Po ponad 10 latach walk z niewiernymi, Behmen, znużony krzyżowiec grany przez Nicolasa Cage'a, uświadamia sobie, że walczył w imię fałszywych idei. Jednak powrót do domu jest dla niego równie przygnębiający. "Behmen i Felson sądzą, że najgorsze jest za nimi - wyjaśnia Sena. Okazuje się, że wracają w sam środek straszliwej epidemii, która zmiotła z powierzchni ziemi połowę populacji. Docierają do pałacu kardynalskiego, który jest pierwszym śladem cywilizacji. Jednak zamiast spokoju i odpoczynku, czeka ich niebezpieczne zadanie". Obaj porzucili swą misję bez uprzedzenia i teraz zmuszeni są do eskortowania dziewczyny posądzonej o czary i sprowadzenie Zarazy, do odległego opactwa, gdzie odbędzie się rytuał, który ma zakończyć epidemię. Roven: "Nie są pewni, czy dziewczyna nie zostaje wrobiona. W tamtych czasach wierzono w czary i czarownice, a procesy nie były uczciwe. Gdy odkrywają, że czarownicą jest zwykłą wieśniaczką, po której widać, że była maltretowana, chcą dopilnować sprawiedliwego sądu."
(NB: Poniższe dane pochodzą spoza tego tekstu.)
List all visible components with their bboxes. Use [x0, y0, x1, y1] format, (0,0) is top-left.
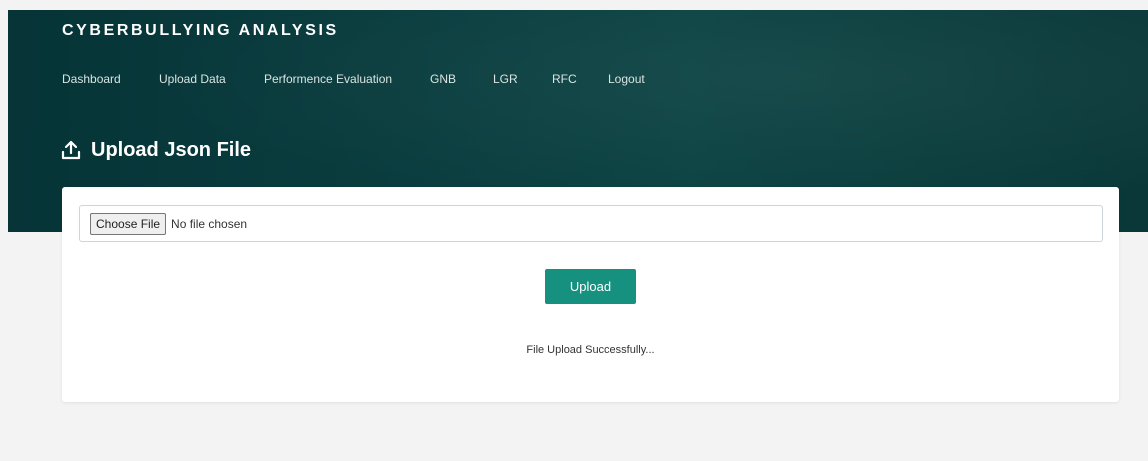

Scenarzysta, Bragi Schut, zainteresował się tamtym okresem, kiedy usłyszał od ojca, pasjonata historii, że najprawdopodobniej najgorszym czasem dla ludzi był XIV w., czas Czarnej Śmierci, kiedy to według niektórych szacunków w najciężej dotkniętych rejonach zmarło ? ludności. Schut, badając ten okres, uległ fascynacji Krzyżowcami, "Rycerzami Boga", którzy spędzali długie lata w służbie Kościołowi katolickiemu, walcząc o odzyskanie Ziemi Świętej dla chrześcijan i równoczesne zapełnienie Kościelnych szkatuł. Wymyślił historię o dwóch zmęczonych wojownikach wracających z Bliskiego Wschodu, którzy znajdują Europę wyniszczoną tajemniczą chorobą.
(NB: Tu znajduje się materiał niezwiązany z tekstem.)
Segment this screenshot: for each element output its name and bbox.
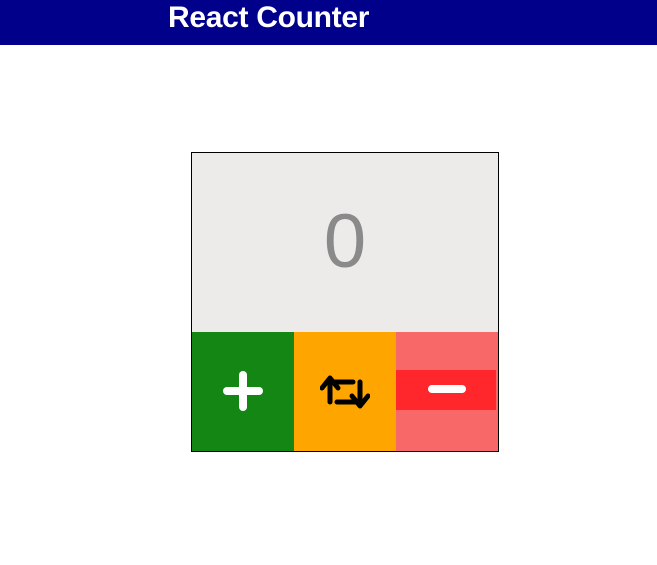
repeat-icon: [320, 375, 370, 409]
minus-icon: [428, 385, 466, 393]
counter-value: 0: [323, 199, 367, 284]
app-header: React Counter: [0, 0, 657, 45]
counter-widget: 0: [191, 152, 499, 452]
decrement-band: [396, 370, 496, 410]
counter-display: 0: [192, 153, 498, 332]
decrement-button[interactable]: [396, 332, 498, 451]
reset-button[interactable]: [294, 332, 396, 451]
app-title: React Counter: [168, 1, 370, 34]
plus-icon: [223, 371, 263, 411]
increment-button[interactable]: [192, 332, 294, 451]
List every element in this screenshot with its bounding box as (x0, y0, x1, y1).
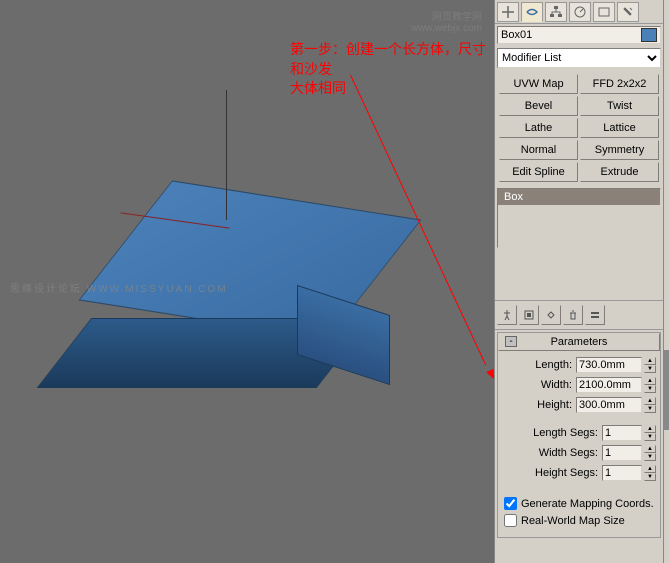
modifier-stack[interactable]: Box (497, 188, 661, 248)
height-segs-input[interactable] (602, 465, 642, 481)
normal-button[interactable]: Normal (499, 140, 578, 160)
motion-tab-icon[interactable] (569, 2, 591, 22)
spinner-up-icon[interactable]: ▲ (644, 425, 656, 433)
length-segs-label: Length Segs: (533, 427, 598, 439)
parameters-rollout-body: Length: ▲ ▼ Width: ▲ ▼ Heigh (498, 351, 660, 537)
spinner-up-icon[interactable]: ▲ (644, 465, 656, 473)
parameters-rollout: - Parameters Length: ▲ ▼ Width: ▲ (497, 332, 661, 538)
height-row: Height: ▲ ▼ (502, 397, 656, 413)
edit-spline-button[interactable]: Edit Spline (499, 162, 578, 182)
symmetry-button[interactable]: Symmetry (580, 140, 659, 160)
modifier-list-dropdown[interactable]: Modifier List (497, 48, 661, 68)
length-input[interactable] (576, 357, 642, 373)
display-tab-icon[interactable] (593, 2, 615, 22)
rollout-collapse-icon: - (505, 336, 517, 347)
command-panel: Modifier List UVW Map FFD 2x2x2 Bevel Tw… (494, 0, 663, 563)
viewport-3d[interactable]: 思缘设计论坛 WWW.MISSYUAN.COM 网页教学网 www.webjx.… (0, 0, 494, 563)
spinner-down-icon[interactable]: ▼ (644, 365, 656, 373)
make-unique-icon[interactable] (541, 305, 561, 325)
height-input[interactable] (576, 397, 642, 413)
watermark-top: 网页教学网 www.webjx.com (411, 8, 482, 34)
length-label: Length: (535, 359, 572, 371)
utilities-tab-icon[interactable] (617, 2, 639, 22)
axis-z-line (226, 90, 227, 220)
real-world-checkbox[interactable] (504, 514, 517, 527)
height-label: Height: (537, 399, 572, 411)
configure-modifier-icon[interactable] (585, 305, 605, 325)
annotation-arrow-head (486, 369, 494, 381)
width-segs-row: Width Segs: ▲ ▼ (502, 445, 656, 461)
width-input[interactable] (576, 377, 642, 393)
height-spinner[interactable]: ▲ ▼ (644, 397, 656, 413)
lathe-button[interactable]: Lathe (499, 118, 578, 138)
uvw-map-button[interactable]: UVW Map (499, 74, 578, 94)
gen-mapping-checkbox[interactable] (504, 497, 517, 510)
gen-mapping-label: Generate Mapping Coords. (521, 498, 654, 510)
stack-toolbar (495, 300, 663, 330)
spinner-down-icon[interactable]: ▼ (644, 453, 656, 461)
object-name-row (497, 26, 661, 44)
spinner-up-icon[interactable]: ▲ (644, 445, 656, 453)
remove-modifier-icon[interactable] (563, 305, 583, 325)
spinner-up-icon[interactable]: ▲ (644, 377, 656, 385)
object-color-swatch[interactable] (641, 28, 657, 42)
spinner-down-icon[interactable]: ▼ (644, 473, 656, 481)
twist-button[interactable]: Twist (580, 96, 659, 116)
length-segs-row: Length Segs: ▲ ▼ (502, 425, 656, 441)
panel-scrollbar[interactable] (663, 0, 669, 563)
width-segs-label: Width Segs: (539, 447, 598, 459)
parameters-rollout-header[interactable]: - Parameters (498, 333, 660, 351)
real-world-label: Real-World Map Size (521, 515, 625, 527)
spinner-down-icon[interactable]: ▼ (644, 405, 656, 413)
bevel-button[interactable]: Bevel (499, 96, 578, 116)
command-panel-tabs (495, 0, 663, 24)
length-segs-spinner[interactable]: ▲ ▼ (644, 425, 656, 441)
annotation-text: 第一步：创建一个长方体，尺寸和沙发 大体相同 (290, 40, 494, 99)
stack-item-box[interactable]: Box (498, 189, 660, 205)
watermark-left: 思缘设计论坛 WWW.MISSYUAN.COM (10, 280, 228, 295)
modifier-list-wrap: Modifier List (497, 48, 661, 68)
spinner-down-icon[interactable]: ▼ (644, 385, 656, 393)
scrollbar-thumb[interactable] (664, 350, 669, 430)
hierarchy-tab-icon[interactable] (545, 2, 567, 22)
spinner-up-icon[interactable]: ▲ (644, 357, 656, 365)
height-segs-spinner[interactable]: ▲ ▼ (644, 465, 656, 481)
height-segs-row: Height Segs: ▲ ▼ (502, 465, 656, 481)
width-segs-spinner[interactable]: ▲ ▼ (644, 445, 656, 461)
spinner-down-icon[interactable]: ▼ (644, 433, 656, 441)
ffd-button[interactable]: FFD 2x2x2 (580, 74, 659, 94)
modifier-button-grid: UVW Map FFD 2x2x2 Bevel Twist Lathe Latt… (495, 70, 663, 186)
gen-mapping-row: Generate Mapping Coords. (504, 497, 654, 510)
width-label: Width: (541, 379, 572, 391)
width-row: Width: ▲ ▼ (502, 377, 656, 393)
width-segs-input[interactable] (602, 445, 642, 461)
pin-stack-icon[interactable] (497, 305, 517, 325)
show-end-result-icon[interactable] (519, 305, 539, 325)
real-world-row: Real-World Map Size (504, 514, 654, 527)
modify-tab-icon[interactable] (521, 2, 543, 22)
length-segs-input[interactable] (602, 425, 642, 441)
length-spinner[interactable]: ▲ ▼ (644, 357, 656, 373)
lattice-button[interactable]: Lattice (580, 118, 659, 138)
spinner-up-icon[interactable]: ▲ (644, 397, 656, 405)
length-row: Length: ▲ ▼ (502, 357, 656, 373)
create-tab-icon[interactable] (497, 2, 519, 22)
extrude-button[interactable]: Extrude (580, 162, 659, 182)
height-segs-label: Height Segs: (535, 467, 598, 479)
width-spinner[interactable]: ▲ ▼ (644, 377, 656, 393)
object-name-input[interactable] (497, 26, 661, 44)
"Europa dopiero zaczynała wychodzić z mroków wczesnego średniowiecza - zaznacza Roven. Ludzie żyli w skrajnej nędzy i nieświadomości. Nie rozumieli skąd bierze się straszna choroba, która zabija całe wsie. Kiedy ludzie nie potrafią czegoś wytłumaczyć, górę bierze zabobon. Wiara w siły nadprzyrodzone."